Vrije Universiteit Amsterdam

Depressie en hartziekten bij de bevolking


* Startdatum30-09-2008


* Tijd15.45


* LocatieAula


* TitelDepressie en hartvaatziekten: mogelijke verstoringen in de stress- en ontstekingsresponse als verklaringen voor de onderlinge relatie


* PlaatsAula


* SprekerM.A. Bremmer


* Promotorprof.dr. W.J.G. Hoogendijk, prof.dr. A.T.F. Beekman & prof.dr. D.J.H. Deeg


* OnderdeelVU medisch centrum


* WetenschapsgebiedMedisch


* EvenementtypePromotie

Depressie en hartziekten worden in de toekomst de twee belangrijkste volksziekten en er is een opmerkelijke samenhang tussen deze twee.
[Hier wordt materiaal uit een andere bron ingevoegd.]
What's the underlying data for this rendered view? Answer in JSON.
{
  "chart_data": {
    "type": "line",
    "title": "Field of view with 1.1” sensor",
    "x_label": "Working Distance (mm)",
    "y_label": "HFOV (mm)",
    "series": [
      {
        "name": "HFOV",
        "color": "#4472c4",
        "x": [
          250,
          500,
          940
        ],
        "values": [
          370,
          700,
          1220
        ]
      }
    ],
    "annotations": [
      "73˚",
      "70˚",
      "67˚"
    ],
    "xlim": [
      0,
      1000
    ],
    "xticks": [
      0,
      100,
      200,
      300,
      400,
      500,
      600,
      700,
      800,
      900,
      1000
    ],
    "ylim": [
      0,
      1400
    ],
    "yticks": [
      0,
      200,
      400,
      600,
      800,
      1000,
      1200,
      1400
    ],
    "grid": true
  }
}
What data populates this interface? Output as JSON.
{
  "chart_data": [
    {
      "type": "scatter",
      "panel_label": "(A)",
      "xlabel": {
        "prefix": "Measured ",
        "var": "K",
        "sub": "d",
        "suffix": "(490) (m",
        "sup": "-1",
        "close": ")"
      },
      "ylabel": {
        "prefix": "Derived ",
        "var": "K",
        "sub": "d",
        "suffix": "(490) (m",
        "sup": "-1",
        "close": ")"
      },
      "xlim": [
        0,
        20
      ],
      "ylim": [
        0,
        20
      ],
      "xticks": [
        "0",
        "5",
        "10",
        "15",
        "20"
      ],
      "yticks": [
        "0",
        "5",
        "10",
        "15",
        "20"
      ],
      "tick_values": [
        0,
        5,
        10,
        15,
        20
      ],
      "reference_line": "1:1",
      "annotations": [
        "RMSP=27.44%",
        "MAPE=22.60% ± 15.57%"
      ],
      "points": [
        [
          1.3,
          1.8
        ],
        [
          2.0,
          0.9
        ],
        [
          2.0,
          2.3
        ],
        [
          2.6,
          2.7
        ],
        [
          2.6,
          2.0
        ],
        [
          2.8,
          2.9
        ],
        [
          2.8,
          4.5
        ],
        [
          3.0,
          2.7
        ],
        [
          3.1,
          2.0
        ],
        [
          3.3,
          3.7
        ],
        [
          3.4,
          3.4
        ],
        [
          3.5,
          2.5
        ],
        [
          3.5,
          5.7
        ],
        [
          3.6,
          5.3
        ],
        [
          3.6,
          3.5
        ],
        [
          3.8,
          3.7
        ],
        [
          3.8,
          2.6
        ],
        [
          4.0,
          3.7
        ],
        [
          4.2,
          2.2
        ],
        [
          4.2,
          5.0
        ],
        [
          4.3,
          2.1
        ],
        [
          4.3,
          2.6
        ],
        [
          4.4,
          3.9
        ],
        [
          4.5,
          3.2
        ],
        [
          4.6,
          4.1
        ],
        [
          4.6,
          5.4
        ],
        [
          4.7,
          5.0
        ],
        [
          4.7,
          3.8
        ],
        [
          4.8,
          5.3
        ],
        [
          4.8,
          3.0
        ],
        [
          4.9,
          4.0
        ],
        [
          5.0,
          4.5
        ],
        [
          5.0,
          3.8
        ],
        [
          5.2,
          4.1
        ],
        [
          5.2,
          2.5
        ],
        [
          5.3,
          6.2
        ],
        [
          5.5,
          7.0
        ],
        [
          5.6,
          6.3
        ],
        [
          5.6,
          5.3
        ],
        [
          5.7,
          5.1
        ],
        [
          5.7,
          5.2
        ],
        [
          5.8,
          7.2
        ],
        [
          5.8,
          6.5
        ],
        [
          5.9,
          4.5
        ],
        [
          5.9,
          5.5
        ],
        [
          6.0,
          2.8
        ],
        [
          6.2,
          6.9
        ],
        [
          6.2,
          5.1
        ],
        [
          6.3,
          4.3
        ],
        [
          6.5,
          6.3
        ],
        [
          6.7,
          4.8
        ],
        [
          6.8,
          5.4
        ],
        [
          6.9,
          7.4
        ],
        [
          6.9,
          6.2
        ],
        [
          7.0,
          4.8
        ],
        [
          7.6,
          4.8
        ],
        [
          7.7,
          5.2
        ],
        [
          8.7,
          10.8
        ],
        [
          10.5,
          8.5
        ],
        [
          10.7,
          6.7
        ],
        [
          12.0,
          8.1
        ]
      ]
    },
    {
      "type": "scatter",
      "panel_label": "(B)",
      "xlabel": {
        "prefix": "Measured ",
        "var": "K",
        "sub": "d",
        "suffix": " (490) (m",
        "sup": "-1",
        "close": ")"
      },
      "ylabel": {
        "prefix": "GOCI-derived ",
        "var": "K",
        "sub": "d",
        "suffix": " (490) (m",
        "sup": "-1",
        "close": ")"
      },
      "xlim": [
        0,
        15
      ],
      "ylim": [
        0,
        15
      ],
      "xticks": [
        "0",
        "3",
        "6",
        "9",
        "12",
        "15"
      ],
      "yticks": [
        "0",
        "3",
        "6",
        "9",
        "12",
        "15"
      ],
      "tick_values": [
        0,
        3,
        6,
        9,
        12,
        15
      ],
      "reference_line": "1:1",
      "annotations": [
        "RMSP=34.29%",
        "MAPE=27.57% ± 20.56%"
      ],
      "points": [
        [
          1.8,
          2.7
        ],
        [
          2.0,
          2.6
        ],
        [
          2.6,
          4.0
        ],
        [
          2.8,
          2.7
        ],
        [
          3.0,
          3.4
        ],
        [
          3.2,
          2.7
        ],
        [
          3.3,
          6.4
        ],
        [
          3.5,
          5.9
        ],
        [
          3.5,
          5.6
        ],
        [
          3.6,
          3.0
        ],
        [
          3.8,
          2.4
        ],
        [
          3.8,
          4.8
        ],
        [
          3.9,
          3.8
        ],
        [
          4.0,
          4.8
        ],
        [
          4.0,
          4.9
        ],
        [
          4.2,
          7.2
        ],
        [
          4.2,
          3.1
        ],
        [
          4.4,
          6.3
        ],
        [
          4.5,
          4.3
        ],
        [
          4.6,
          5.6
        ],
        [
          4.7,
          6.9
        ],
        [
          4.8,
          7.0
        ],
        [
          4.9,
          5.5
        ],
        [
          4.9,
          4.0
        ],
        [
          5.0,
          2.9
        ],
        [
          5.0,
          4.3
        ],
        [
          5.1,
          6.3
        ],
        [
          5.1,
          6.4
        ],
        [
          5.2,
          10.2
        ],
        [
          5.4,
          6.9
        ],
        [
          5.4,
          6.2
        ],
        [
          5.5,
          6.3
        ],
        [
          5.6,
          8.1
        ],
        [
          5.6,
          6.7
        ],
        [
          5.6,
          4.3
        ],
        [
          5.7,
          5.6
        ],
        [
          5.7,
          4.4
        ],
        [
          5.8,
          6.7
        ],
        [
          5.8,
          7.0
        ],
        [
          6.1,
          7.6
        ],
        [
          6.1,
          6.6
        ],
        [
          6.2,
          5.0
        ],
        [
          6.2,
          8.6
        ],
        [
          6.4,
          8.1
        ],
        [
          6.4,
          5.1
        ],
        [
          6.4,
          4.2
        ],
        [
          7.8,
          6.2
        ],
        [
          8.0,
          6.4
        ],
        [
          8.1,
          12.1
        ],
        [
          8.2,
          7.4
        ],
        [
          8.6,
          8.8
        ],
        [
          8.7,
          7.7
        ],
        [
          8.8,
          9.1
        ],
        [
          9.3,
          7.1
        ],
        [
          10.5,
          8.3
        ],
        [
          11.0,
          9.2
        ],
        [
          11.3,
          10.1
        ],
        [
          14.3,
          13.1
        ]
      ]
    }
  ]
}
Zo is bij een depressie een verhoogd risico op hartziekten gevonden, zelfs bij ogenschijnlijk gezonde ouderen. De oorzaken hiervoor zijn onbekend. In haar promotieonderzoek bestudeert Marijke Bremmer de neurobiologische karakteristieken van depressie op oudere leeftijd. Tevens geeft zij een verklaring voor het feit dat meer patiënten met depressie overlijden aan cardiale aandoeningen dan verwacht: oversterfte. Zij maakte daarbij gebruik van gegevens uit de Longitudinal Aging Study Amsterdam (LASA) en vond aanwijzingen dat nog niet waarneembare atherosclerose een rol kan spelen in het verband tussen depressie en hartziekten.
Ook vond Bremmer een aanwijzing voor een verhoogde activatie van het immuunsysteem bij depressie, alhoewel niet bij alle ontstekingsmarkers. Bovendien kon dat niet het risico op hartziekten verklaren. Ook vond zij aanwijzingen voor een verstoring in de stresshormoon huishouding. Opmerkelijk was dat Bremmer niet alleen verhoogde spiegels van het stresshormoon cortisol vond (traditioneel wordt depressie gezien als een stressziekte), maar ook juist verlaagde activiteit. Wellicht dat na jarenlange overactiviteit bij ouderen de stressreactie uitgedoofd raakt. De conclusie is dat depressie bij ouderen lichamelijke verstoringen met zich meebrengt. Dit kan een direct effect van de depressie zijn, maar meer waarschijnlijk is dat bij depressieve ouderen veel nog niet gediagnosticeerde (subklinische) ziekten een rol spelen, zoals bijvoorbeeld atherosclerose. Deze studie bevestigt dat zowel huisartsen als ouderenpsychiaters aandacht moeten houden voor de lichamelijke conditie van hun depressieve patiënten, ook als er ogenschijnlijk niet veel aan de hand lijkt te zijn. Toekomstig onderzoek in de ouderenpsychiatrie zal er op gericht moeten zijn om risico groepen te identificeren.